Information
Specialist Notes
The philosophical and poetic treatise in the vernacular is placed at the crossroads between the youthful poetic experiences of Dante, which achieve results of notable formal refinement and content complexity, and the compositional phase characterized by reflection on human events, in their historical-political articulation and in their otherworldly meaning. In addition to the poetic apprenticeship of the Florentine years, a further premise for the conception of the Convivio is represented by the forced abandonment of civil commitment in favor of the city of Florence and the expulsion into exile which strengthens the poet's desire for intellectual affirmation. The editio princeps was instead published when interest in the work reached its highest moment in late fifteenth-century Florence. The treatise, although unfinished and abandoned by the author, is in fact part of the revival of the lyrical Dante presented as a poet-theologian, according to the interpretation of Marsilio Ficino, and the work also lends itself to the nationalistic instances of exaltation of the Medici lordship, evident also in the prologue of the Commentary on Landino's Comedy, also notable for its apologetic and propagandistic aspects.
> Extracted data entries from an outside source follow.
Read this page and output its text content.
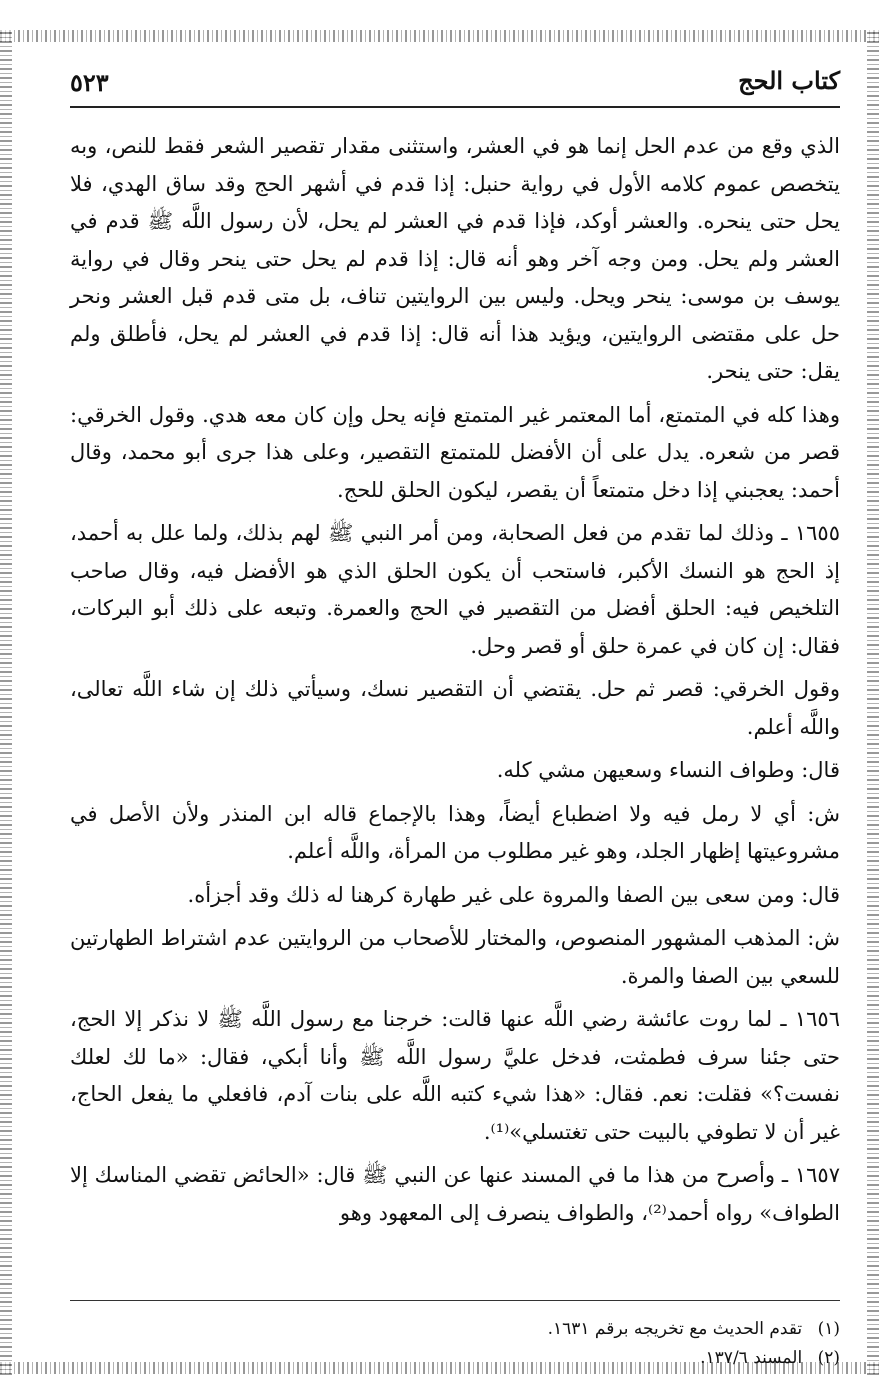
كتاب الحج
٥٢٣

الذي وقع من عدم الحل إنما هو في العشر، واستثنى مقدار تقصير الشعر فقط للنص، وبه يتخصص عموم كلامه الأول في رواية حنبل: إذا قدم في أشهر الحج وقد ساق الهدي، فلا يحل حتى ينحره. والعشر أوكد، فإذا قدم في العشر لم يحل، لأن رسول اللَّه ﷺ قدم في العشر ولم يحل. ومن وجه آخر وهو أنه قال: إذا قدم لم يحل حتى ينحر وقال في رواية يوسف بن موسى: ينحر ويحل. وليس بين الروايتين تناف، بل متى قدم قبل العشر ونحر حل على مقتضى الروايتين، ويؤيد هذا أنه قال: إذا قدم في العشر لم يحل، فأطلق ولم يقل: حتى ينحر.

وهذا كله في المتمتع، أما المعتمر غير المتمتع فإنه يحل وإن كان معه هدي. وقول الخرقي: قصر من شعره. يدل على أن الأفضل للمتمتع التقصير، وعلى هذا جرى أبو محمد، وقال أحمد: يعجبني إذا دخل متمتعاً أن يقصر، ليكون الحلق للحج.

١٦٥٥ ـ وذلك لما تقدم من فعل الصحابة، ومن أمر النبي ﷺ لهم بذلك، ولما علل به أحمد، إذ الحج هو النسك الأكبر، فاستحب أن يكون الحلق الذي هو الأفضل فيه، وقال صاحب التلخيص فيه: الحلق أفضل من التقصير في الحج والعمرة. وتبعه على ذلك أبو البركات، فقال: إن كان في عمرة حلق أو قصر وحل.

وقول الخرقي: قصر ثم حل. يقتضي أن التقصير نسك، وسيأتي ذلك إن شاء اللَّه تعالى، واللَّه أعلم.

قال: وطواف النساء وسعيهن مشي كله.

ش: أي لا رمل فيه ولا اضطباع أيضاً، وهذا بالإجماع قاله ابن المنذر ولأن الأصل في مشروعيتها إظهار الجلد، وهو غير مطلوب من المرأة، واللَّه أعلم.

قال: ومن سعى بين الصفا والمروة على غير طهارة كرهنا له ذلك وقد أجزأه.

ش: المذهب المشهور المنصوص، والمختار للأصحاب من الروايتين عدم اشتراط الطهارتين للسعي بين الصفا والمرة.

١٦٥٦ ـ لما روت عائشة رضي اللَّه عنها قالت: خرجنا مع رسول اللَّه ﷺ لا نذكر إلا الحج، حتى جئنا سرف فطمثت، فدخل عليَّ رسول اللَّه ﷺ وأنا أبكي، فقال: «ما لك لعلك نفست؟» فقلت: نعم. فقال: «هذا شيء كتبه اللَّه على بنات آدم، فافعلي ما يفعل الحاج، غير أن لا تطوفي بالبيت حتى تغتسلي»⁽¹⁾.

١٦٥٧ ـ وأصرح من هذا ما في المسند عنها عن النبي ﷺ قال: «الحائض تقضي المناسك إلا الطواف» رواه أحمد⁽²⁾، والطواف ينصرف إلى المعهود وهو

(١) تقدم الحديث مع تخريجه برقم ١٦٣١.
(٢) المسند ١٣٧/٦.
This revaluation of the Convivio took shape in September 1490 in the editio princeps of the treatise, printed in Florence by Francesco Bonaccorsi: it was a relatively early first edition if we consider that the princeps of Dante's Rime dates back to 1518 (Venice, Guglielmo Cerreto ), that of the Monarchy in 1559 (Basel, Giovanni Oporino), while we must wait until 1576 for the Vita Nova (Florence, Bartolomeo Sermatelli) and until 1577 for the De vulgari eloquentia (Paris, Jean Corbon), already published in Vicenza, in 1529, only in the translation of Trissino.
Goff D36; HC 5954; IGI 367; Pr 6309; BMC VI 673; BSB Ink D-12; GW 7973.